Child sex abusers increasingly using social media to find victims: Forensic Institute
Children who fall victim to sexual abuse are increasingly coming into contact with the perpetrator through social media, according to research by the Netherlands' forensic institute NFI. Last year, first contact with a victim was made through social media apps like Snapchat and Tiktok in over a quarter of cases, compared to 11 percent two years ago, NOS report.

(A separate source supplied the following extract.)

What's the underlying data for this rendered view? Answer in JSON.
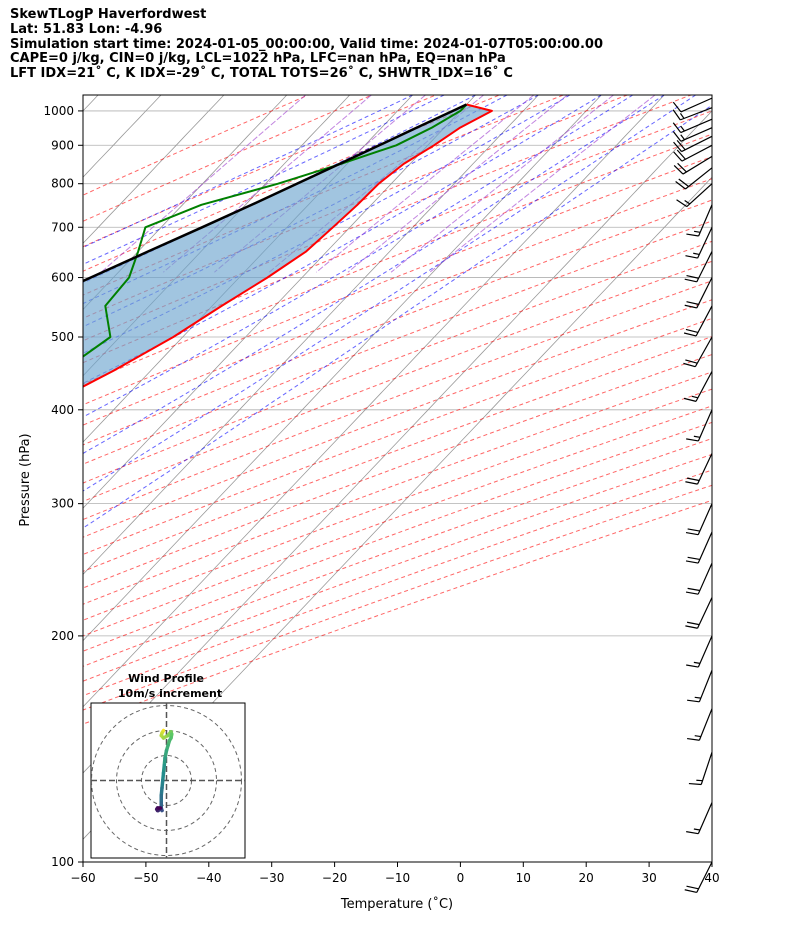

"We see a clear upward trend in the influence of social media in the cases we investigated last year," Wouter Karst, forensic doctor at the NFI, said to the broadcaster. "We think it is important to share this signal, to warn children and parents."
Young people spend a lot of time online, especially now with the pandemic having people stuck at home. Child sex abusers groom their victim by chatting about their hobbies and interests, gaining information about the child and building a relationship of trust. At some point, they'll turn the conversation towards sex, often asking the child to strip for them or send them nude photos. These are often then used to blackmail the victim into a physical meeting.
"Perpetrators know exactly how to approach it. They invest in contact with the adolescent. Ultimately it comes to a physical meeting with all the consequences that entails," Iva Bicanic of the Center for Sexual Violence said to the broadcaster. She called the NFI figures worrying. "The impact of this type of abuse on the victim and his or her family should not be underestimated."
The police also noticed the increasing role of social media and smartphones in sex crimes. "We see in almost all sex cases, both with adult and minor victims, that victims and suspects communicate with each other, before or after the incident," police spokesperson Lidewijde van Lier said to NOS. "We undeniably underline the importance of being alert to children's online behavior."